In the meantime I think the growth trend has clearly shifted to location based services for GPS enabled devices. The iPhone in particular is spinning a lot of innovation in the consumer oriented sector. Online mapping solutions have lost the sex appeal they had some years ago, but they remain extremely useful for a lot of applications, of course.
- What future developments are you planning in GeoNames?
- We are currently talking to a couple of national and sub-national mapping providers who would like to work together with us and provide data tothe GeoNames project. We are also discussing co-operations with a couple of corporations.
- Where do you see GeoNames in, say, three years’ time?

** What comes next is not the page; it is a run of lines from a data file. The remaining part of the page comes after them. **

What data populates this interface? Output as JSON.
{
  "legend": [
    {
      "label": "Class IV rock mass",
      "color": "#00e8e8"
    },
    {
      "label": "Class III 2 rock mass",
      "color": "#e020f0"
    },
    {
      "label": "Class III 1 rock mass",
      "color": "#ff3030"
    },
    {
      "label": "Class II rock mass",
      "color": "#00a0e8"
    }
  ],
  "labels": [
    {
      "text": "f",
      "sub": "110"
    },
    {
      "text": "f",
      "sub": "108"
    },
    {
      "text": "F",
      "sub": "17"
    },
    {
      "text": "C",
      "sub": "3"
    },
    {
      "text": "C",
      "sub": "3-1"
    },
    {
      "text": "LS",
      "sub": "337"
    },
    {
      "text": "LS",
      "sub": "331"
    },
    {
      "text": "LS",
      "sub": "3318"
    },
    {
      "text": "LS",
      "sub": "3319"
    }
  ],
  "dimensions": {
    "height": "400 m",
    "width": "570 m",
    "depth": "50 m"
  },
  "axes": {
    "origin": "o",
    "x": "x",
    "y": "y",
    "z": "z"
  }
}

- I’m optimistic that we will see more official, governmental sources make their data freely available. Authoritative Geodata in most countries with the exception of the US is not freely available and we have to make do with other sources and it will take some time because political processes always do and it will certainly take longer than three years to see a fundamental paradigm shift.

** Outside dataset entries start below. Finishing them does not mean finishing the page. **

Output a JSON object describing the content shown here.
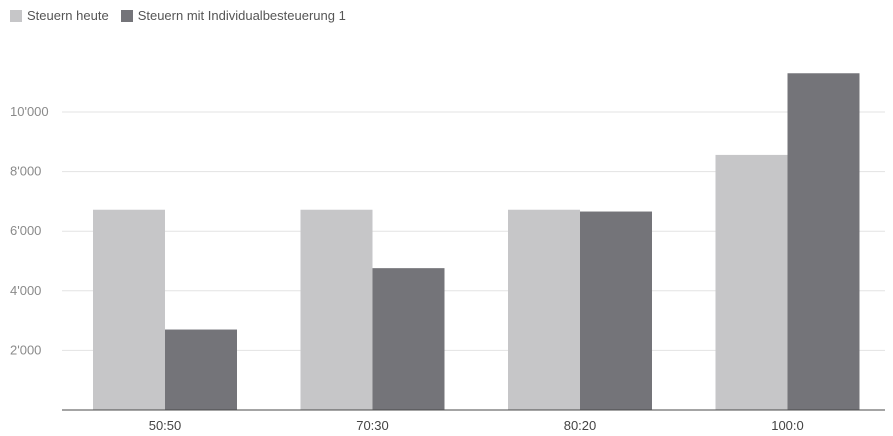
{
  "chart_data": {
    "type": "bar",
    "title": "",
    "xlabel": "",
    "ylabel": "",
    "categories": [
      "50:50",
      "70:30",
      "80:20",
      "100:0"
    ],
    "series": [
      {
        "name": "Steuern heute",
        "values": [
          6720,
          6720,
          6720,
          8560
        ],
        "color": "#c6c6c8"
      },
      {
        "name": "Steuern mit Individualbesteuerung 1",
        "values": [
          2700,
          4760,
          6660,
          11300
        ],
        "color": "#747479"
      }
    ],
    "ylim": [
      0,
      11800
    ],
    "yticks": [
      2000,
      4000,
      6000,
      8000,
      10000
    ],
    "ytick_labels": [
      "2'000",
      "4'000",
      "6'000",
      "8'000",
      "10'000"
    ],
    "grid": true,
    "legend_position": "top-left"
  }
}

Economic reasons clearly speak for the US model where free access to data is driving many businesses and engendering new applications and technologies. In the age of GPS devices and navigation systems, people are using technical devices for navigation and the economic advantage for a country to release authoritative data freely will increase tremendously. Insisting on standards could be damaging though, the authorities should just release the data as-is in whatever format they have available for their own purposes.
They should not be forced to make it available under this or that format. Saying that, it is an intrinsic trait of all politicians to act for their vested interests and not for the benefit of their country.
Another factor that is slowing down development is the web 2.0 hype in recent years. I really hope that this is coming to an end and we can start thinking again about what makes really sense. For example how we organize the process of data collection effectively, efficiently and reliably. In the wake of web 2.0 crowd sourcing has become the panacea to all and everything, whether it makes sense or not.
I think this has also slowed down the political process of understanding the economical and cultural importance of the availability of geographical data.
For GeoNames itself there will be more ways to generate revenues to make the project independent, stronger, economically healthy and self-sustainable in the long run. I’m very much looking forward to it.